If you want to survive, you need to spend a lot of time researching distribution channels. You need to identify those that will reach your target audience the best way. You need to hire people who are experienced with the unique realities of startup marketing. The most important thing is getting your product into the hands of customers. You should spend an equal amount of time on MVP development and distribution.
# 6. Running out of money is Game Over
You need to get your first customer, money to start a company, money you need to become profitable, money in case of hard times for your startup.
You need to have a financial plan. You should set clear deadlines and budgets. You shouldn't overspend, like we did it with Clever.do. Even when we saw that our MVP wasn't working, we spent more money on more things. It seems obvious in retrospect, but at the time, it felt like the right thing to do.

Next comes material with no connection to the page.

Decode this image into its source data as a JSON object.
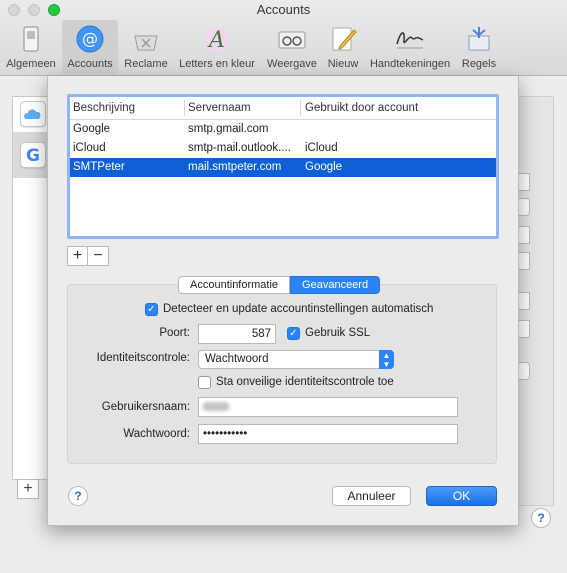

Plan how to spend your money wisely. Don't spend too much on the product building. At least until you are sure that you are building the product people need. In any other scenario, you will waste money on a product that nobody wants to buy.
Be brutally frugal in the early days. Forget business cards, office infrastructure, employee perks, and all the shit about registering a company. You can avoid 80% of expenses by working from home and hiring employees who will work remotely. Don't hire until you have a product. You should not spend on the things that only distract you from the main goal. Until you have sales. Conserve money for when you really need it.20% of B2B startups, and 15% of B2C startups, ran out of cash.
How much money can your company make in a best/worst case scenario? You should answer this question regardless to investors because you need to know if your company is a fundable startup or a lifestyle business.-Gil Sadis, The Mistakes that Killed My Startup.
# 7. Don't wait too long with final decisions
Launching a startup is about creating a vision, turning an idea into reality, and pursuing a dream. Do you know any entrepreneur who wants to shut down his dream? I don't.
Every founder knows how much time, effort, and money it took him to launch, develop, and grow. Unfortunately, as I mentioned above, it takes three years to fail. You as an entrepreneur are walking through a valley of death all the time along the journey, and you need to always be considering when it's time to exit that valley, ideally before it transforms into your personal and financial nightmare. The faster you make this decision, the less pain you'll have in the future.
Pawel Brodzinksi writes:
I think that one is a bit sentimental. Since the service was our child we were reluctant to make a decision about closing it faster and limit losses. We've been tricking ourselves thinking that everything would be fine while we couldn't get the application back to work properly.